Tuesday, September 22, 2009

Use your longer term employees to fuel and drive strategy success

With low confidence in the economic recovery, a lot of companies are filling their work needs using project based employment and short term hires. For your short term operational needs, these are great sources of relatively cheap labor (I will discuss this in another post). But for strategic initiatives, you need people thinking about the long term success, not just next quarter or the end of the project. The incentives for short term work by their definition are not aligned with long term objectives. Why would temporary employees care about the welfare of the company three years down the road if their involvement ends in one month?

For strategic initiatives you need longer term employees - people who will face the consequences of their actions and decisions. They also provide cohesiveness from one project to the next, and make decisions based on the long range business goals and not only on the short term project objectives. They represent and transmit the culture of your company. They provide the history and traditions that have made you a success in the past.

Tuesday, September 15, 2009

Don't fail at your career strategy by choosing the now job

I have been having a lot of discussions about career strategy with people looking for jobs, and I am seeing the desperation setting in, the prevaling strategy right now is: "get anything, NOW!" If you have reached the end of the rope (no more savings, no extra income from spouse/partner/family), then by all means it has become an issue of survival and the right strategy is: "whatever it takes". But for everybody else, it is a very bad move to take that attitude. If you read beyond what this Forbes article is saying it looks like at the end of the day this recession is a career killer.

The downside to the quitters line of thinking is that you are adjusting your expectations and your search accordingly: are you looking for jobs at your level or lower? have you in your mind already taken a pay cut? are you thinking value or price for your services?

The decision of what jobs to pursue and what to take is not only relevant to this job now but to your career. If you take a 50% pay cut, do you honestly believe you will get it back next year? I can assure you that you wont. If you go two levels down, do you think your next position will resume where you were pre-recession? No, you will have to fight your way back up again - think about it as lost years.

Regardless of the recession, your value and your level of preparedness are what determines your strategy. If you have a strong war chest (or emergency fund or other income sources), you have to ride the storm. The income you aren't receiving is your opportunity cost. It will hurt in the short term but it will pay in the long term.

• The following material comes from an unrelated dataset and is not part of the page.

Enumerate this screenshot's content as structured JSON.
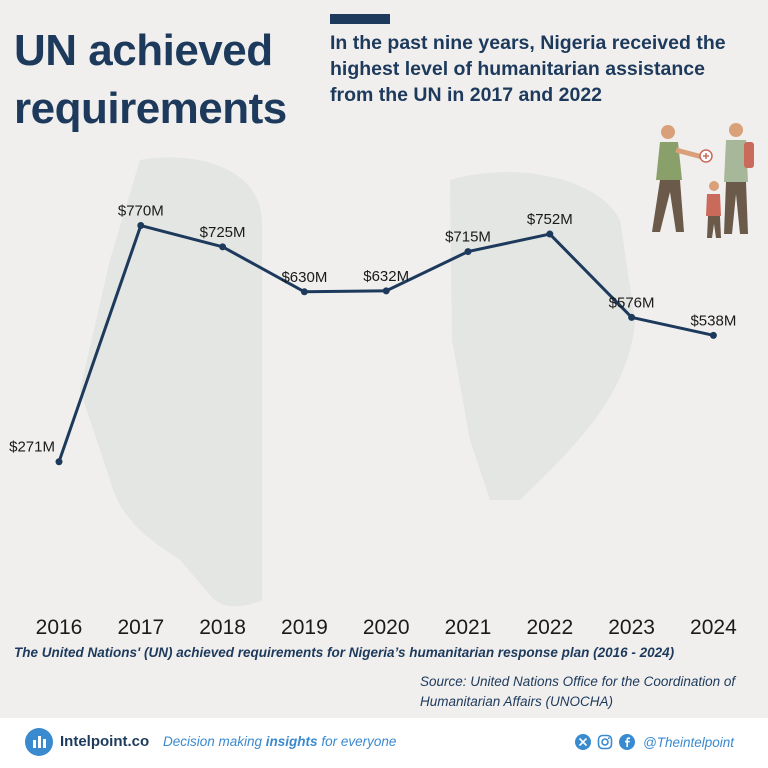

Tuesday, September 8, 2009

Pushing boundaries to grow

You don't notice, but your comfort zone is always shrinking. It behaves like an slippery slope... First, you are uncomfortable giving speeches to large groups, so you refuse. Then you are uncomfortable to talk to medium sized groups so you make up excuses to not talk or rush to finish. After a few years of this, you can't give speeches to groups bigger than eight to ten people without having nightmares the day before. This slippery slope can be public speaking, new ventures, new ways of doing business, or adopting new technologies (are you using social media?).

In the business world, we should be always push to expand our comfort zone - as in commercials every year we should be bigger and better or a new and improved formula. To make this happen just follow these simple steps:
  1. Make a list of your strengths and your weaknesses
  2. Have your mentor, significant other or trusted adviser review and help with the list.
  3. Together, define what strengts and weaknesses you should work on
  4. Set goals and exercises that you should do
  5. After an appropriate time, review the results
  6. Rinse and repeat
It is very important to work on your strengths as well as your weaknesses. For example, if you are a good public speaker become a great speaker. We setup aggressive goals for our portfolios, why should we be any  different with ourselves.

BTW, I am following my own advice, I will be filming three business segments for a business program tomorrow - this is something new and exciting.